Despite the lower-than-expected inflows, market participants are optimistic about the future of the ETFs. Some bullish analysts have predicted that the flows could reach between $50 billion and $100 billion by the end of the year. However, it remains to be seen how much retail and institutional investors will continue to invest in the notoriously volatile cryptocurrency and which issuers will come out ahead.

 

The iShares Bitcoin Trust ETF from asset management giant BlackRock has attracted more than $700 million, while Fidelity’s Wise Origin Bitcoin Fund has topped $500 million, according to BitMEX Research, a cryptocurrency research, and analysis firm.
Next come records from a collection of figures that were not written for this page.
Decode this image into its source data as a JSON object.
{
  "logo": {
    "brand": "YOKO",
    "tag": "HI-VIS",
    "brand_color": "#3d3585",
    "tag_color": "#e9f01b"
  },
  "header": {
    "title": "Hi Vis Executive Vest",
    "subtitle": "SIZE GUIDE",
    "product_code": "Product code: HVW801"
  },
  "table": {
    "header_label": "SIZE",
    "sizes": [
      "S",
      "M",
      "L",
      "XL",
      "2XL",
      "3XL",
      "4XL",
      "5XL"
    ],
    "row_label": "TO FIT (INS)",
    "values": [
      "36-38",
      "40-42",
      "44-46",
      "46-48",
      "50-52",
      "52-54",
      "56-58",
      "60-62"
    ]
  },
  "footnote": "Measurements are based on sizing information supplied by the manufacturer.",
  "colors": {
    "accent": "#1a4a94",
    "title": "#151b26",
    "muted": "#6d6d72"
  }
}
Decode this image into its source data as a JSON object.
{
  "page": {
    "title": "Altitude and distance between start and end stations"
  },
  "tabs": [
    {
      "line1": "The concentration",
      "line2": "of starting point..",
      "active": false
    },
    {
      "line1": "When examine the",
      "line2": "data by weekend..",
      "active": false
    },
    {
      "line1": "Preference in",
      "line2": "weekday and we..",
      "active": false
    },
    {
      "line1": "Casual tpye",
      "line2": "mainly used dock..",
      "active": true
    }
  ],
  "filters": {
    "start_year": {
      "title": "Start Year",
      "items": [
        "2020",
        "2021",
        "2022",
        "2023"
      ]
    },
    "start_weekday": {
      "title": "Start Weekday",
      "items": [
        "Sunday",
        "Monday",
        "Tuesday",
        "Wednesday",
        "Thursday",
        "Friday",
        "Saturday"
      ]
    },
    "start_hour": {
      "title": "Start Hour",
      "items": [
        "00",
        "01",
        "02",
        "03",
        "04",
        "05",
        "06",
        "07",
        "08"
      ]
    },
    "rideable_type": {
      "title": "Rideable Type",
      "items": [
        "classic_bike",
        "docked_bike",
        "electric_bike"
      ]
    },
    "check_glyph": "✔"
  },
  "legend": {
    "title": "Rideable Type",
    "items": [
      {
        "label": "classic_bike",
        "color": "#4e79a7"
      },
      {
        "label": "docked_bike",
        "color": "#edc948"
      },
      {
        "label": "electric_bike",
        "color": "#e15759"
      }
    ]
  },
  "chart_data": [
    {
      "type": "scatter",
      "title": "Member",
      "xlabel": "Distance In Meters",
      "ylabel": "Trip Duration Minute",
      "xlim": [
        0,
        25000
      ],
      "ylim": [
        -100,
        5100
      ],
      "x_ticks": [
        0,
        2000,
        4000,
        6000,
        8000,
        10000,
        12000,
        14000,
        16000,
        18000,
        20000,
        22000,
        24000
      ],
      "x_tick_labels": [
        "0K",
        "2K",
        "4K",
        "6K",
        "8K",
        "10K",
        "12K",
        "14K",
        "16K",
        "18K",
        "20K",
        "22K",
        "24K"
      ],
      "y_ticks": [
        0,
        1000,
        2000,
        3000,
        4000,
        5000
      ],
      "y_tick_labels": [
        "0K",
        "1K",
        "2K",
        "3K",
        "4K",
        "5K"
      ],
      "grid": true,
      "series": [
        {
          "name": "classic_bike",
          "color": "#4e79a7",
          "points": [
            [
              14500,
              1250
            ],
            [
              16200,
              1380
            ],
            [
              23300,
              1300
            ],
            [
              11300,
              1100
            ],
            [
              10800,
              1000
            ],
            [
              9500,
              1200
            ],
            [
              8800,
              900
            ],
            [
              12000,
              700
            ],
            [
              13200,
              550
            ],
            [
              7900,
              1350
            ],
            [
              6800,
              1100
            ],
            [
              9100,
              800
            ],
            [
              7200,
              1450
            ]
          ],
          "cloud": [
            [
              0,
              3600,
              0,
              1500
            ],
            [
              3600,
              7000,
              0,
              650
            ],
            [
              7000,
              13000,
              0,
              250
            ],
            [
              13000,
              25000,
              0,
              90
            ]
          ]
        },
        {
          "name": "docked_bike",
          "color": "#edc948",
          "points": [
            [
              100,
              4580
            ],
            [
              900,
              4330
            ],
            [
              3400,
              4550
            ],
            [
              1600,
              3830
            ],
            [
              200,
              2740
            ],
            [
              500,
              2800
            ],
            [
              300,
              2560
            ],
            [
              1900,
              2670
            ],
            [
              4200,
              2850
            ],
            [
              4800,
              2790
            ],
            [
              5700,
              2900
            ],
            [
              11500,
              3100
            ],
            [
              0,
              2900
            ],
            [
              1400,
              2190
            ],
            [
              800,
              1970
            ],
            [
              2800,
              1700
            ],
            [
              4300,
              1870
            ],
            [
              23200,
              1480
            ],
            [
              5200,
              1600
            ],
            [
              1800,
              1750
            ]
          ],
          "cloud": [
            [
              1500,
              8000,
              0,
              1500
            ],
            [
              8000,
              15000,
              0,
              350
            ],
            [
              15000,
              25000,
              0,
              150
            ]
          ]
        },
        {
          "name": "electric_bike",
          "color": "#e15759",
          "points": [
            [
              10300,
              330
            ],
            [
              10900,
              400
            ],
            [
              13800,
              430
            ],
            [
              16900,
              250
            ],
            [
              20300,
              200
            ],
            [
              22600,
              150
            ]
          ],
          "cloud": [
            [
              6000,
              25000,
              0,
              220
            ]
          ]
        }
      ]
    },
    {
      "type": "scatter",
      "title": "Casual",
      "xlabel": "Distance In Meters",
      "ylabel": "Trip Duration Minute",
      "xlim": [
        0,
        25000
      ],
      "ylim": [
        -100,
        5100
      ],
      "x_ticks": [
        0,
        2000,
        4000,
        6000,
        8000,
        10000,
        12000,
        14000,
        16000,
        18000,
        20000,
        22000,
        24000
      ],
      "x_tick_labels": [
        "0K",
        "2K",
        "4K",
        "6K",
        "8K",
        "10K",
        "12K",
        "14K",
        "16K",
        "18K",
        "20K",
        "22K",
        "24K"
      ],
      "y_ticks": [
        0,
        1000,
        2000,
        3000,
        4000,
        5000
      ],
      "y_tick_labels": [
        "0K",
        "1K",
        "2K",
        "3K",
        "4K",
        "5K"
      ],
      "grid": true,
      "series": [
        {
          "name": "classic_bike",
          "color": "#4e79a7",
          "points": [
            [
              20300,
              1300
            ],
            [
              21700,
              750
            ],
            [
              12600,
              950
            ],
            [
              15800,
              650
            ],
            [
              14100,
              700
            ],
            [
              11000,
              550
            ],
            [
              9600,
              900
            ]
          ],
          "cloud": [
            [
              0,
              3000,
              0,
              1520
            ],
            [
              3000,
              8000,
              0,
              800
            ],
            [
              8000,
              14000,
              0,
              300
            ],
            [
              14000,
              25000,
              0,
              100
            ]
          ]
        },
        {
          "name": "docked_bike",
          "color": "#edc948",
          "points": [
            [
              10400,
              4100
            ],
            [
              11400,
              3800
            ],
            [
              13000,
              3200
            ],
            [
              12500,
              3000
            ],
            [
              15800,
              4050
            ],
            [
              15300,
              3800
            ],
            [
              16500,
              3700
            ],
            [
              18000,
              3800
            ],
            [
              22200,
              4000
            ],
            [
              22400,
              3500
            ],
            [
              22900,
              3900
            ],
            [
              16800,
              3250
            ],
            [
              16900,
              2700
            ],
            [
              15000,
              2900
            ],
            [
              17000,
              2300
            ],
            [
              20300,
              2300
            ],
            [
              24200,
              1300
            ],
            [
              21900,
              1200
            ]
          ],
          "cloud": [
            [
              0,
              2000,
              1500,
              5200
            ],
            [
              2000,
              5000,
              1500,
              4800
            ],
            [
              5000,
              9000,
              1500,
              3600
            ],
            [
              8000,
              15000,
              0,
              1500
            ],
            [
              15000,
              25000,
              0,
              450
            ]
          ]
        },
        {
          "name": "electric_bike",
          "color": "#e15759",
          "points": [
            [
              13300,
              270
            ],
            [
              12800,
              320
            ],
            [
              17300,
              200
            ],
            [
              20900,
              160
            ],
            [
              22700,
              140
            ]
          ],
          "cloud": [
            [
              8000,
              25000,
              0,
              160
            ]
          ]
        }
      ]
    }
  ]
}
Lower fees and name recognition appear to be key factors in drawing investors. Before waivers, fees among the nine issuers range from a low of 0.19% to a high of 0.39%. Nonetheless, BlackRock is charging a fee of 0.12% for the first $5 billion in assets and the first 12 months of trading, which will rise to 0.25% after that. Fidelity is initially charging zero, rising to 0.25% after July 31.

The launches of these long-awaited ETFs on Jan. 11, a day after receiving approval from the U.S. Securities and Exchange Commission (SEC), have lived up to the hype so far, says Todd Sohn, an ETF analyst at Strategas. However, the next question is what is the staying power of these ETFs? What will their flows look like in the future? Will investors still be attracted to them in six months’ time or six years from now? Only time will tell.